If you’re wondering why I was sitting on my kitchen floor crying, I’ll tell you.  That’s not really the point though.  The point is that it’s Christmas EVE, so it’s not too late to go buy yourself/a loved one/your boss/the mayor/random homeless person a dog for Christmas.  I highly recommend it.

I was sitting on my kitchen floor crying because, even with all of my family in town, I felt very alone.  My husband is working today.  My sister hasn’t replied to my texts all week, even though I know she’s home on break at my parents’ house (ten minutes away), and she could come over if she wanted to.  She’s been very weird around me ever since my bipolar diagnosis last year.  I asked her about it once, and she said, “I just don’t know what to say…I figure if you ever need help you’ll tell me.”  Maybe I don’t need help…I simply need a friend. I tried telling her that, but here we are months later and she still doesn’t talk to me unless she needs a paper proofread.

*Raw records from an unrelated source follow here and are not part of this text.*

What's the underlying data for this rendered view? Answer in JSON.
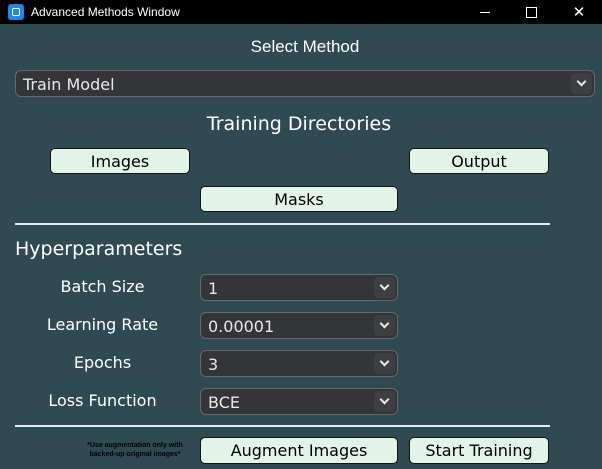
{
  "window": {
    "title": "Advanced Methods Window",
    "controls": {
      "minimize": "minimize",
      "maximize": "maximize",
      "close": "✕"
    }
  },
  "method": {
    "heading": "Select Method",
    "selected": "Train Model"
  },
  "directories": {
    "heading": "Training Directories",
    "images_label": "Images",
    "output_label": "Output",
    "masks_label": "Masks"
  },
  "hyperparameters": {
    "heading": "Hyperparameters",
    "batch_size": {
      "label": "Batch Size",
      "value": "1"
    },
    "learning_rate": {
      "label": "Learning Rate",
      "value": "0.00001"
    },
    "epochs": {
      "label": "Epochs",
      "value": "3"
    },
    "loss_function": {
      "label": "Loss Function",
      "value": "BCE"
    }
  },
  "footer": {
    "note_line1": "*Use augmentation only with",
    "note_line2": "backed-up original images*",
    "augment_label": "Augment Images",
    "start_label": "Start Training"
  },
  "colors": {
    "background": "#2f4a52",
    "button": "#e2f4e7",
    "select": "#333538",
    "titlebar": "#000000"
  },
  "icons": {
    "app": "app-icon",
    "dropdown": "chevron-down-icon"
  }
}
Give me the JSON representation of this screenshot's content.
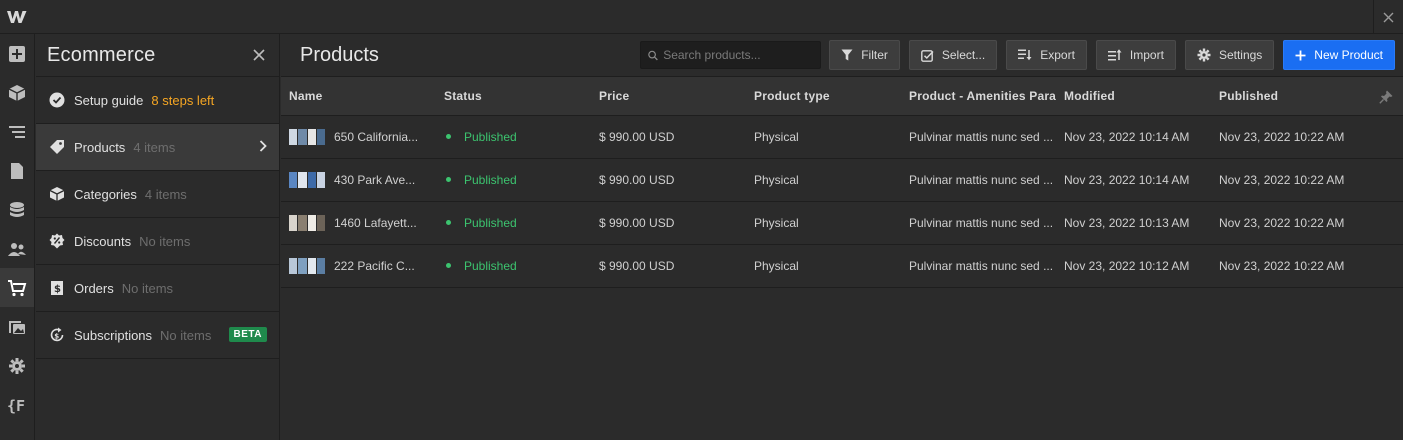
{
  "app": {
    "logo_letter": "W"
  },
  "panel": {
    "title": "Ecommerce",
    "items": [
      {
        "label": "Setup guide",
        "count": "8 steps left",
        "icon": "check-circle-icon"
      },
      {
        "label": "Products",
        "count": "4 items",
        "icon": "tag-icon"
      },
      {
        "label": "Categories",
        "count": "4 items",
        "icon": "box-icon"
      },
      {
        "label": "Discounts",
        "count": "No items",
        "icon": "discount-badge-icon"
      },
      {
        "label": "Orders",
        "count": "No items",
        "icon": "receipt-icon"
      },
      {
        "label": "Subscriptions",
        "count": "No items",
        "icon": "refresh-dollar-icon",
        "badge": "BETA"
      }
    ]
  },
  "main": {
    "title": "Products",
    "search_placeholder": "Search products...",
    "buttons": {
      "filter": "Filter",
      "select": "Select...",
      "export": "Export",
      "import": "Import",
      "settings": "Settings",
      "new_product": "New Product"
    },
    "columns": [
      "Name",
      "Status",
      "Price",
      "Product type",
      "Product - Amenities Paragraph",
      "Modified",
      "Published"
    ],
    "rows": [
      {
        "name": "650 California...",
        "status": "Published",
        "price": "$ 990.00 USD",
        "type": "Physical",
        "amenities": "Pulvinar mattis nunc sed ...",
        "modified": "Nov 23, 2022 10:14 AM",
        "published": "Nov 23, 2022 10:22 AM",
        "thumb_colors": [
          "#cfd8e3",
          "#6f8aa8",
          "#e6e6e6",
          "#4a6b8f"
        ]
      },
      {
        "name": "430 Park Ave...",
        "status": "Published",
        "price": "$ 990.00 USD",
        "type": "Physical",
        "amenities": "Pulvinar mattis nunc sed ...",
        "modified": "Nov 23, 2022 10:14 AM",
        "published": "Nov 23, 2022 10:22 AM",
        "thumb_colors": [
          "#5a86c2",
          "#e0e6ef",
          "#3e6aa8",
          "#c9d3e2"
        ]
      },
      {
        "name": "1460 Lafayett...",
        "status": "Published",
        "price": "$ 990.00 USD",
        "type": "Physical",
        "amenities": "Pulvinar mattis nunc sed ...",
        "modified": "Nov 23, 2022 10:13 AM",
        "published": "Nov 23, 2022 10:22 AM",
        "thumb_colors": [
          "#d9d4cc",
          "#8a7f70",
          "#efece6",
          "#6c6358"
        ]
      },
      {
        "name": "222 Pacific C...",
        "status": "Published",
        "price": "$ 990.00 USD",
        "type": "Physical",
        "amenities": "Pulvinar mattis nunc sed ...",
        "modified": "Nov 23, 2022 10:12 AM",
        "published": "Nov 23, 2022 10:22 AM",
        "thumb_colors": [
          "#b8c7d8",
          "#7fa0c0",
          "#e2e8ef",
          "#5b7ea3"
        ]
      }
    ]
  },
  "colors": {
    "accent": "#1a6ef2",
    "published": "#3cc46f",
    "warning": "#f5a623",
    "beta": "#1f8a4c"
  }
}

My brother used to be another one of my best friends, but he found a witch of a girlfriend a few months ago, and she immediately cut off his contact with all of his friends (I kid you not.  A month or two after they started dating I asked why he dropped off the face of the map and doesn’t respond to my texts/calls anymore, and he said, “Oh yeah, about that…I’m not allowed to talk to you or a lot of my friends because Courtney doesn’t like it.  Could you actually stop texting me please?  She checks my phone, and I get in trouble if I was talking to you.”).  Oooookay.  Four months after they met, he proposed.  So now said witch is going to be my sister-in-law, and she’s going to be at all of our family events this Christmas.  Also, looks like I lost one of my best friends for…the foreseeable future?  Forever?  Around an hour ago he texted something like, “I love you!  Merry Christmas!” and I thought, “Whoa!  He texted me!”  But a text quickly followed that said, “Uhh…wrong person, sorry.”  Oh.

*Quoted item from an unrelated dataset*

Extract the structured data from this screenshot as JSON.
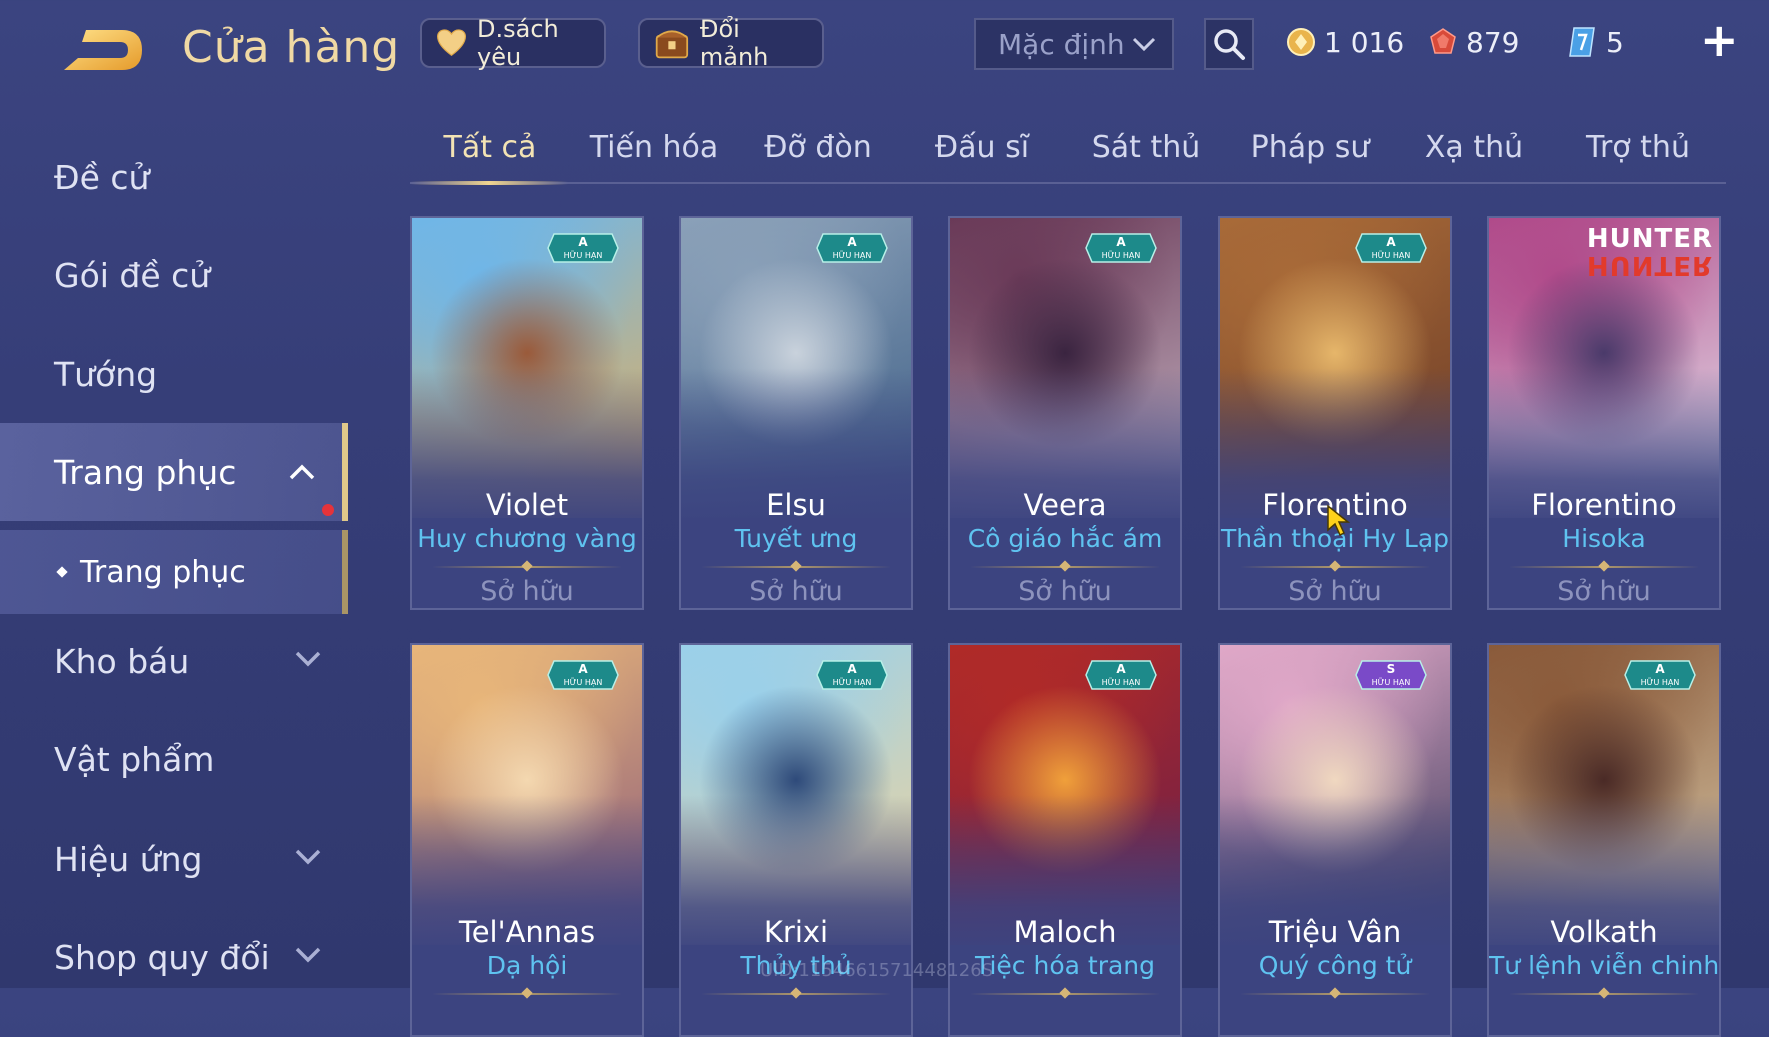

Last, my husband’s sister is in town from Boston.  She used to be Andy’s best friend.  In high school, you didn’t invite one somewhere without the other.  Once she went away to college (she’s one year older than him), she kind of decided family was “so last year,” and has never been close to anyone in his family again, despite everyone’s attempts to stay in touch.  We went out for dinner with her this week, but everything was so….shallow and awkward.  It sucks.  A long time ago, I was the one she called when she broke up with her boyfriend so I could be there with chocolate and chick flicks.  She was in my wedding.  Now she’s practically a stranger.

And I guess that’s why I was sitting on my kitchen floor crying – because family members are supposed to be your best friends, and mine simply…aren’t anymore.  I know Christmas is supposed to be the happiest time of year, but for everyone out there struggling with Christmas cheer for one reason or another – know that it’s okay.  You’re not alone in that.

Also, you should probably get a dog.  One concerned beagle look and a couple of face licks later, I was feeling much better.  Now I’ve gotta get back in there and make the rest of the food for our Christmas Eve potluck tonight.

Merry Christmas, everyone – especially to you blog folks who have showed me so much support that you’ve practically become family this year.  I don’t know where I’d be without you.  Thank you so, so much.